La salida tiene que ser lenta, nos dice el realizador chileno. Y solo es posible si en el fondo cada personaje asume la pertenencia a ese mundo, inclusive alguno que en su momento dejó el pueblo para escapar de un destino que parecía inevitable y ahora regresa, convocado por la novedosa presencia de un aparente milagro. Con todo, tan pendiente está Lelio de la conexión entre la enfermera y la niña que deja a los otros personajes en un segundo plano muy visible, aprovechando solo en cuentagotas el talento de grandes actores como Toby Jones, Ciarán Hinds y Tom Burke.
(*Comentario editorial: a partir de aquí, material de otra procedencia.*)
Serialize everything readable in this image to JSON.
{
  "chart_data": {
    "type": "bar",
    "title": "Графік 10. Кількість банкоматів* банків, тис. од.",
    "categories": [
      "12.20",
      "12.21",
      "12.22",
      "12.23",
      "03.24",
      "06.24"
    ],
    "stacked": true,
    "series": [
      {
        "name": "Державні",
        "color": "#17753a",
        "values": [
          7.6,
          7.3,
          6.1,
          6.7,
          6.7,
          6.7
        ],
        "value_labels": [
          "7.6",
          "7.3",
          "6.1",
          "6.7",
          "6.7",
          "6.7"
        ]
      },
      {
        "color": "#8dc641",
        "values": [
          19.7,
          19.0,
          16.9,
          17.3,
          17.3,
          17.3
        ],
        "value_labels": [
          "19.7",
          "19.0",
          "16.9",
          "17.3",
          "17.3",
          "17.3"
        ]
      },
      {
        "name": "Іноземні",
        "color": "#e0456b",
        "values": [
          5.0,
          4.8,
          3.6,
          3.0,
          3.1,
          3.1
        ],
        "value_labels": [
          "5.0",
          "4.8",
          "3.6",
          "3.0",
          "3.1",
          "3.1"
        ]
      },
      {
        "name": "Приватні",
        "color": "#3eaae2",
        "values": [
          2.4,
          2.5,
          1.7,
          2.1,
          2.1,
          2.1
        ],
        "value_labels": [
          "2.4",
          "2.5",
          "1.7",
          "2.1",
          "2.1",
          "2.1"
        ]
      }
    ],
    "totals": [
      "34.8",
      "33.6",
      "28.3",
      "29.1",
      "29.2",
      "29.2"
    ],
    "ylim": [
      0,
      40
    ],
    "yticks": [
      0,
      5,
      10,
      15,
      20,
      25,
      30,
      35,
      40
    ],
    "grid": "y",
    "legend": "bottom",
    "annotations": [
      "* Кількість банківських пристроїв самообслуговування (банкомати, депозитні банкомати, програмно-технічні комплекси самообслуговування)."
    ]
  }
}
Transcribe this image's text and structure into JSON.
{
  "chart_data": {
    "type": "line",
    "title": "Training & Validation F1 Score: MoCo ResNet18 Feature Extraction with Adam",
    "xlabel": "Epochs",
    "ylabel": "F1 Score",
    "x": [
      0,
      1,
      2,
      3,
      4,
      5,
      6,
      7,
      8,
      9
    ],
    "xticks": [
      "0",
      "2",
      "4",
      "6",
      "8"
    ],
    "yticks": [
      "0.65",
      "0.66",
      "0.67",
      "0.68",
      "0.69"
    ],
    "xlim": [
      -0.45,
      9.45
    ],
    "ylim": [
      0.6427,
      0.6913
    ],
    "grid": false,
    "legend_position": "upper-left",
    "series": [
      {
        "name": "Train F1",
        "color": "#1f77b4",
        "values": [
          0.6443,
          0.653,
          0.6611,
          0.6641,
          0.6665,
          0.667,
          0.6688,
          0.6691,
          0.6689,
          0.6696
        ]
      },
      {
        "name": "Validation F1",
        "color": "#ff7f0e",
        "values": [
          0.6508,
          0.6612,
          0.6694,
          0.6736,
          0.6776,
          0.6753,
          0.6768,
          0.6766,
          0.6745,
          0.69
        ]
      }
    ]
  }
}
Más allá de ese desliz, Lelio nos lleva con mano firme hacia un mundo en el que la vida se vive como una sucesión de derrotas inalterables. Solo es posible una salida a partir de la toma de conciencia del peligro de una existencia en la que la muerte se concibe como un triunfo. Ese resultado solo es posible de alcanzar si los personajes la encaran con tiempo y paciencia.
Con ese mismo propósito, Lelio invita al espectador a entrar en su nueva película desde un punto de partida bastante arriesgado y por lo menos desconcertante. El prodigio se pone en marcha mediante la deliberada ruptura de algunas de las convenciones clásicas de toda ficción. El relato se pone en marcha desde un tiempo y un lugar completamente ajenos al escenario de la narración. Queda en manos del espectador aceptar o no si ese comienzo fortalece o no el compromiso con una historia que más adelante revelará toda su fortaleza.